Der Gig vergeht wie im Rausch. Nach einer Stunde stehe ich mit den anderen vorn an der Bühnenkante, den Arm um Joshie gelegt, und verbeuge mich vor einem johlenden Publikum. Der Klangteppich begleitet uns, während wir in aller Eile unsere Instrumente abbauen und mit Hilfe der Stagehands Platz für die nachfolgende Band machen.
„Burn, burn, burn, it will burn, burn, burn“, singen ein paar Leute noch immer.
Neben dem Bühnenaufgang fallen wir uns in die Arme. Scheiß egal, dass uns unsere Klamotten schweißnass am Körper kleben und wir außer Atem sind. Die Arme eng um die Schultern gelegt, stecken wir die Köpfe zusammen, schauen auf unsere Schuhspitzen und halten uns einfach nur fest.
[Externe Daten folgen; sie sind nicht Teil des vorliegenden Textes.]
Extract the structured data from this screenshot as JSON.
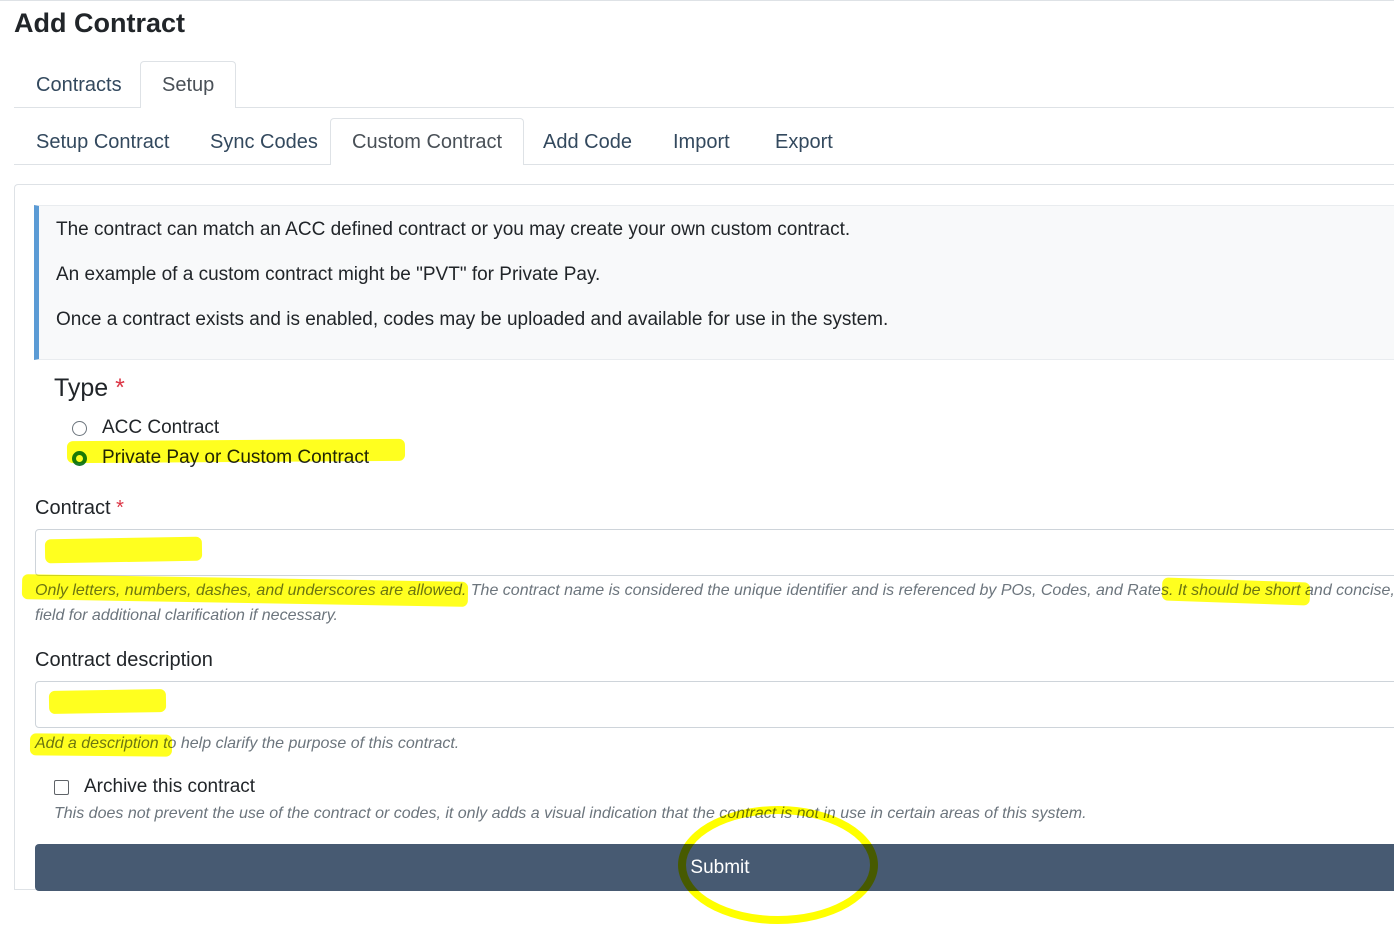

„Waahhh, geil!“, ruft Freddy schließlich. Dem ist nichts hinzuzufügen.
Nach einer schnellen Dusche schnappe ich mir mein Handy, um Noah wie versprochen ein paar Festivalbilder zu schicken.
Im Nachrichteneingang leuchtet eine neue Mitteilung. Mein Blickfeld verengt sich, der Backstage um mich herum verschwimmt im Nebel. Diese Nummer habe ich seit acht Jahren nicht benutzt. Ich sollte die Nachricht ungelesen löschen. Aber mein Daumen macht sich selbständig.
Hallo Kristina. Im November spiele ich mit musikalischen Gästen einen Konzertabend in der Elb-Philharmonie. Ich würde mich sehr freuen, wenn ich dich an meiner Seite auf der Bühne begrüßen dürfte. Überleg es dir. Gruß, Irena.